Den Haag, 6 december 2019

In het Algemeen Overleg Staatdeelnemingen op 21 november 2019 heb ik aan de heer Sneller (D66) toegezegd schriftelijk terug te komen op zijn vraag over de strategische onderbouwing van twee buitenlandse investeringen van respectievelijk Schiphol en Havenbedrijf Rotterdam (HbR). Aan de heer Van Aalst (PVV) heb ik toegezegd zijn vragen over een potentiële claim bij NS te beantwoorden.

Investeringen Schiphol en HbR

De staatsdeelnemingen vormen een belangrijk onderdeel van onze economie en zijn niet weg te denken uit ons dagelijks leven in Nederland. Het verbreden van activiteiten naar het buitenland zal altijd ondersteunend moeten zijn aan de borging van de publieke belangen die deze ondernemingen in Nederland dienen. In sommige gevallen is die bijdrage zeer direct. Zo dragen de buitenlandse activiteiten van netbeheerders TenneT en Gasunie bij aan leveringszekerheid van elektriciteit en gas in Nederland. In andere gevallen vindt de bijdrage aan het publieke belang zijn oorsprong in zaken zoals leereffecten, het genereren van rendementen die ten goede komen aan de Nederlandse activiteiten, of het genereren van kansen voor het Nederlandse bedrijfsleven.

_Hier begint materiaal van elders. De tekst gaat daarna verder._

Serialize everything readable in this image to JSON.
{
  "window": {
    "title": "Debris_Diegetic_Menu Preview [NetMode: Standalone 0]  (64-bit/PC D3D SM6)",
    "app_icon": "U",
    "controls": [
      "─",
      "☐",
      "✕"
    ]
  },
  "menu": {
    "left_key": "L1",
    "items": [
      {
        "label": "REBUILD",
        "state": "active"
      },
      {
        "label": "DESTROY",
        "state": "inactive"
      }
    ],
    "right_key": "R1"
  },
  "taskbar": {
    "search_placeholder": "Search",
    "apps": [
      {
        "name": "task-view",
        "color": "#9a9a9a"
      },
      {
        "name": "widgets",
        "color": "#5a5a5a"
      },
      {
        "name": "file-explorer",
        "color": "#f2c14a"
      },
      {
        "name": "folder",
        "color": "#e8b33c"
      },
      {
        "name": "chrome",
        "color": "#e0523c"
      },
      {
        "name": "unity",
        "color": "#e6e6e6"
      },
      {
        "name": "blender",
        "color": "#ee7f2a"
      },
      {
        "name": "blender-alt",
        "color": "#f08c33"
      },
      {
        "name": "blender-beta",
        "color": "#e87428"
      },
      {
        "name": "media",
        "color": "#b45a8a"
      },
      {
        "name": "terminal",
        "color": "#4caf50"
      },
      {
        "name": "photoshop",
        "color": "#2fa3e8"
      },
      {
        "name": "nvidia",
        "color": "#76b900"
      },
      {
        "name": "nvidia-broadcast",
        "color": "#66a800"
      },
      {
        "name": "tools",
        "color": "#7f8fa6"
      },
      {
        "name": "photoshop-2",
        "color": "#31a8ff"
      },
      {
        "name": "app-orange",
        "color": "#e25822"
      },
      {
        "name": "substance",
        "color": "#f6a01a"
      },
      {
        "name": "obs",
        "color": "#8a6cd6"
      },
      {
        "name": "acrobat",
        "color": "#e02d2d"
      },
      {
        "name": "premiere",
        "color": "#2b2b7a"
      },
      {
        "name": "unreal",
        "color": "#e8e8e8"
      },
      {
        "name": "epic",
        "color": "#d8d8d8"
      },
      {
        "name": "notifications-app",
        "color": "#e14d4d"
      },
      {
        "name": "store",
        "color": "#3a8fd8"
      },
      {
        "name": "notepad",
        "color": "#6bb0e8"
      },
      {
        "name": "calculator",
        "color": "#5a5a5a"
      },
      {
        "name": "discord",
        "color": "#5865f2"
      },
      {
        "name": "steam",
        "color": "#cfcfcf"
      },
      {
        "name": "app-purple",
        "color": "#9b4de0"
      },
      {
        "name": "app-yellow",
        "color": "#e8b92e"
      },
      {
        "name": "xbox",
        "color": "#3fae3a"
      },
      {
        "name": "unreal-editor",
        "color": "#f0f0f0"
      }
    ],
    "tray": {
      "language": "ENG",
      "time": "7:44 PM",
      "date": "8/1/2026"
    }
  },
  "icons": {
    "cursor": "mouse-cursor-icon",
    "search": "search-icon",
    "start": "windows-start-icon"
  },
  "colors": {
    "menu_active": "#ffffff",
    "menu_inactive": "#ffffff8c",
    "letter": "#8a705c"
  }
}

Vanzelfsprekend mogen investeringen in het buitenland de continuïteit van de Nederlandse activiteiten nooit in gevaar brengen. Voor buitenlandse investeringen zijn lagere investeringsdrempels vastgesteld dan voor binnenlandse investeringen. In het Jaarverslag Beheer Staatsdeelnemingen worden investeringen die ik heb goedgekeurd toegelicht. Hierbij is er aandacht voor de strategische rationale en het publiek belang. Ook rapporteer ik over het beslag van de buitenlandse activiteiten gemeten naar het aandeel in het balanstotaal.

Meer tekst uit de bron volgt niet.